HUC, Evariste Régis. Voyage dans la Tartarie et le Thibet. [Printed in Belgium] for Éditions Casterman in Paris, Lille and Tournai, [c. 1890].
Folio. Original red decorated cloth, all edges gilt; pp. 360, full-page illustrations in the text; light rubbing to extremities, lower cover a little spotted, text evenly a little browned, due to paper stock.

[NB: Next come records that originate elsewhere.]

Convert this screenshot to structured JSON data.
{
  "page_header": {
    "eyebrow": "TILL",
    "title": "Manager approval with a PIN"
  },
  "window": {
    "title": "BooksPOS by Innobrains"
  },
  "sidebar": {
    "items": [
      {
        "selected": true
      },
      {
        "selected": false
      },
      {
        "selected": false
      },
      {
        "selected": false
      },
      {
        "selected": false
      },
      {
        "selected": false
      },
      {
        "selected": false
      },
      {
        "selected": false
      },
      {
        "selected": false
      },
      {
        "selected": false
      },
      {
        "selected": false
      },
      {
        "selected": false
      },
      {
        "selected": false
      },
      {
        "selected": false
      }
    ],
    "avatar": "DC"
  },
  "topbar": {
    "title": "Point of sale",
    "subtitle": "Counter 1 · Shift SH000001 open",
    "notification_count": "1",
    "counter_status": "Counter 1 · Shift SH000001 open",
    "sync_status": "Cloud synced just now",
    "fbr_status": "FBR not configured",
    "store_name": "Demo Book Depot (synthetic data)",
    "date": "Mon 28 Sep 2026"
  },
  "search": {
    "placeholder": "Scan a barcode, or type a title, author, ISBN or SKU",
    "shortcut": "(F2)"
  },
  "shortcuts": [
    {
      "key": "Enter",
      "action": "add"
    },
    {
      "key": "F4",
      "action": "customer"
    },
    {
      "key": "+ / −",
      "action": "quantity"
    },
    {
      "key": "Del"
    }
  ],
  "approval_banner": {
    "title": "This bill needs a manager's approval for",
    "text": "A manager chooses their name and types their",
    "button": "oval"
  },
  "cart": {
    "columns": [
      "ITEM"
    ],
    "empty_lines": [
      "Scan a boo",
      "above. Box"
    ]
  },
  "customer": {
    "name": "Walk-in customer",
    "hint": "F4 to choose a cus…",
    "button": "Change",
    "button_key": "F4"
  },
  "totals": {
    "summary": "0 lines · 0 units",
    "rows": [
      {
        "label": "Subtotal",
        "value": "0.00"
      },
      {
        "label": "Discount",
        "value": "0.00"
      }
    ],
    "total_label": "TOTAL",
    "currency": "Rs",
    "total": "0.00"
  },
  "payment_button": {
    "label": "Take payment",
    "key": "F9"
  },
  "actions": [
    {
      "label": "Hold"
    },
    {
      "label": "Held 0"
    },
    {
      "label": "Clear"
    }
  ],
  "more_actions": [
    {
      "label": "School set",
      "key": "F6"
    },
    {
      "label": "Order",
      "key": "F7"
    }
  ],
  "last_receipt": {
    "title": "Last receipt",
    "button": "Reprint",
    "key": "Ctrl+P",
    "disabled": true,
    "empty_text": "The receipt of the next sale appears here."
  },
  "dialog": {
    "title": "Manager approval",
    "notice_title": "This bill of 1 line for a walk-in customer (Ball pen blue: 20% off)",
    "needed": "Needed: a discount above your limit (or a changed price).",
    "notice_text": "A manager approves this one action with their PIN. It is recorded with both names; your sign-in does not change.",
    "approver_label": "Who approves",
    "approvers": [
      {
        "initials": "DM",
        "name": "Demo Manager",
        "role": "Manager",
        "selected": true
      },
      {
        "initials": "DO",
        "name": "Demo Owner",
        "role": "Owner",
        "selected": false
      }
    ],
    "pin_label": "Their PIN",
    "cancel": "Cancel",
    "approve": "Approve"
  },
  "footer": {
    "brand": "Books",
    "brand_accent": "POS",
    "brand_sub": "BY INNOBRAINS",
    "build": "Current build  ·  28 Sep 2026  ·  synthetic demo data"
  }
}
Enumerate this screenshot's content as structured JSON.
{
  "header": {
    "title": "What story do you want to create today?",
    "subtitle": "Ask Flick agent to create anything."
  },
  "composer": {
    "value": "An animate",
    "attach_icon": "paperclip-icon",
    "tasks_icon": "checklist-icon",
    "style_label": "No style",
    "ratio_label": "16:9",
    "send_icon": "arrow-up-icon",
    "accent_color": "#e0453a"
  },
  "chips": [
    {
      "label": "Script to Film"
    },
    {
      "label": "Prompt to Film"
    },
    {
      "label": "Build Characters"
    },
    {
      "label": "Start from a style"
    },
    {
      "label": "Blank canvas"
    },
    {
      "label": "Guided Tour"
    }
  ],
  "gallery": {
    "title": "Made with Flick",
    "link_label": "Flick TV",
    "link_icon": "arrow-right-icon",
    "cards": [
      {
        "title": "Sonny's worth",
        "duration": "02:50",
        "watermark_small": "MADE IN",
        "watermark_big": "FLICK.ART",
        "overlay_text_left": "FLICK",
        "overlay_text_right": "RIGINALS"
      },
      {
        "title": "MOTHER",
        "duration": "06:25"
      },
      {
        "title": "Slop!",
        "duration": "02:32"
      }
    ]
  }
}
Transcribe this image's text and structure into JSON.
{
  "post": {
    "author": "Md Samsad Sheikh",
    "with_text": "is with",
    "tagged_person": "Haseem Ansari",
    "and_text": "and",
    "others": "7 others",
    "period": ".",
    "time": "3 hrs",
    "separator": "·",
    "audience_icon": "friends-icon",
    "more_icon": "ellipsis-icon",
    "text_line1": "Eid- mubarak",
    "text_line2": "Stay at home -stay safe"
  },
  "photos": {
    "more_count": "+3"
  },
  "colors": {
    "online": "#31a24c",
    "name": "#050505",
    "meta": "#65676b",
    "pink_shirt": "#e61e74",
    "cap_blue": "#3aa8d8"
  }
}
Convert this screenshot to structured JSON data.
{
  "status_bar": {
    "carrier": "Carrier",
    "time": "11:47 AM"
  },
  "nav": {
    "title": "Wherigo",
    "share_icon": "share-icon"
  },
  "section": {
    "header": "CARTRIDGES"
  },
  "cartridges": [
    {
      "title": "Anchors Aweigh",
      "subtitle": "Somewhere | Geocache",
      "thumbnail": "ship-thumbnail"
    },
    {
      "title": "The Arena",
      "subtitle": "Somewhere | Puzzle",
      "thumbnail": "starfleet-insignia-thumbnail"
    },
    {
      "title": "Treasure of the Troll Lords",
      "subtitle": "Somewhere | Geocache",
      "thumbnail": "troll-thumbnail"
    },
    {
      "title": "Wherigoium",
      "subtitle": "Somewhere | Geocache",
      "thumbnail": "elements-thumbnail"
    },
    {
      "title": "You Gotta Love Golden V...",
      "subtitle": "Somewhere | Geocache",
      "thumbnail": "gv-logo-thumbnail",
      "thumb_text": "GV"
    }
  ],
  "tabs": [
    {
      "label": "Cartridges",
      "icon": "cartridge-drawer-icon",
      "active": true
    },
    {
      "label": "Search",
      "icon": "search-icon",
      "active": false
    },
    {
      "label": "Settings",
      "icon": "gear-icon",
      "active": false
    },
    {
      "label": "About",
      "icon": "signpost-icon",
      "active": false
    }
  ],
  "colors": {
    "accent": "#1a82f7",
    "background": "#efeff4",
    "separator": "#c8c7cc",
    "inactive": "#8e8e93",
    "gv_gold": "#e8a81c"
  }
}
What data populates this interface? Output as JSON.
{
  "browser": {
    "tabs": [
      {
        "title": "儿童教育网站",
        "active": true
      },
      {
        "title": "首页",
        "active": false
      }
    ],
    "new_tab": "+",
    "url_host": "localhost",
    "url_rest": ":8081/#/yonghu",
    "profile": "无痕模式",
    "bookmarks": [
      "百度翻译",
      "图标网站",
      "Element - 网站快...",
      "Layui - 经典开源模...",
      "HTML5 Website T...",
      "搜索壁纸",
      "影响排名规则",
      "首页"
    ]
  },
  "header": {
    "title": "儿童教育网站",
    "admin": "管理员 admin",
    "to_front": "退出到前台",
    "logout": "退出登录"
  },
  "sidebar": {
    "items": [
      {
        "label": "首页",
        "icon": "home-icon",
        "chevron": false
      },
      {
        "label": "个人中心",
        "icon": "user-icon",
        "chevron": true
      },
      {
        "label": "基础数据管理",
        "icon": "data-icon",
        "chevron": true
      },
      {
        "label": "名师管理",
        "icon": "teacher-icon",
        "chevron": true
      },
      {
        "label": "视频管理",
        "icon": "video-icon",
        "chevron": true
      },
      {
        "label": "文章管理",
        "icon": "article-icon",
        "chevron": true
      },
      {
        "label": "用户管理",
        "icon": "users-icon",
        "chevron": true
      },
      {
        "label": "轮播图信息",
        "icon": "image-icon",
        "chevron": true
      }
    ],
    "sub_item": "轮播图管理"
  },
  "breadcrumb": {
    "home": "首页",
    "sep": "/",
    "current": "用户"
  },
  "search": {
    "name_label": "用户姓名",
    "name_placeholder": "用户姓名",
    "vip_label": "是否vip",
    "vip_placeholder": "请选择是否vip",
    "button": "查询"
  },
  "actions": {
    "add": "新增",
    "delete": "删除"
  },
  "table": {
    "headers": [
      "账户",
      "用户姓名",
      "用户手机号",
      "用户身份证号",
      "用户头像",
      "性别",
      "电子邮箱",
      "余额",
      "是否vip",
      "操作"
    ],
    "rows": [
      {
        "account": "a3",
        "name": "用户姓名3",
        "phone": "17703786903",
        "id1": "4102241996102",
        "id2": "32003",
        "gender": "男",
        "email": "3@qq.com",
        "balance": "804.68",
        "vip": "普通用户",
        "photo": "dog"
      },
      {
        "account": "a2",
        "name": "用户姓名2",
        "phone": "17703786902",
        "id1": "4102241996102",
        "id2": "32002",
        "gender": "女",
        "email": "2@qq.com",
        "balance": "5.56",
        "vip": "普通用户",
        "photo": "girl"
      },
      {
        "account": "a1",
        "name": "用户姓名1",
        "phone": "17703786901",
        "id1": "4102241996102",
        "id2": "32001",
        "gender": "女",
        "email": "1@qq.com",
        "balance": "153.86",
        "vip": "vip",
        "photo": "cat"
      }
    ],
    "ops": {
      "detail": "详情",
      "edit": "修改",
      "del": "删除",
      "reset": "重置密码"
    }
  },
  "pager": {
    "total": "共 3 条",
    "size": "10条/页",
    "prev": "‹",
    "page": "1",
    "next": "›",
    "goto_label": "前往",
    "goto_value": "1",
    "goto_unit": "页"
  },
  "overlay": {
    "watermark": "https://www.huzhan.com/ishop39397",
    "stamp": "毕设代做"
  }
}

First folio edition, the largest ever. The French Congregation of Priests of the Mission (Lazarist) missionary and traveller Huc (1813-1860) was sent to China in 1839 by the Congregation, disembarking at Macau, where he resided for 18 months, before travelling to the newly-instituted Vicariate of Tartary-Mongolia in 1841. In 1844 Huc was instructed by Bishop Martial Mouly to make an exploratory expedition into Mongolia, to study the indigenous peoples who were the Vicariate's intended proselytes. Huc and his fellow-missionary Joseph Gabet (1808-1853), travelled throughout the region for more than a year disguised as Tibetan llamas, before joining the caravan of a Tibetan embassy returning from Beijing. With the embassy, Huc and Gabet reached Lhasa in January 1846, where they were well received; however, the influence of the hostile Chinese commissioner led to their expulsion from Lhasa in February 1846 and the two priests eventually arrived in Canton in September 1846. Souvenirs d'un voyage, Huc's account of this remarkable expedition, enjoyed a swift success, with a fifth French edition appearing in 1868 and English, German, Dutch, Swedish, Spanish, and Russian editions issued in the 1850s and 1860s; in part, the work's success and interest was due to the fact that Huc and Gabet were the first Europeans to visit Lhasa since Thomas Manning in 1811-1812.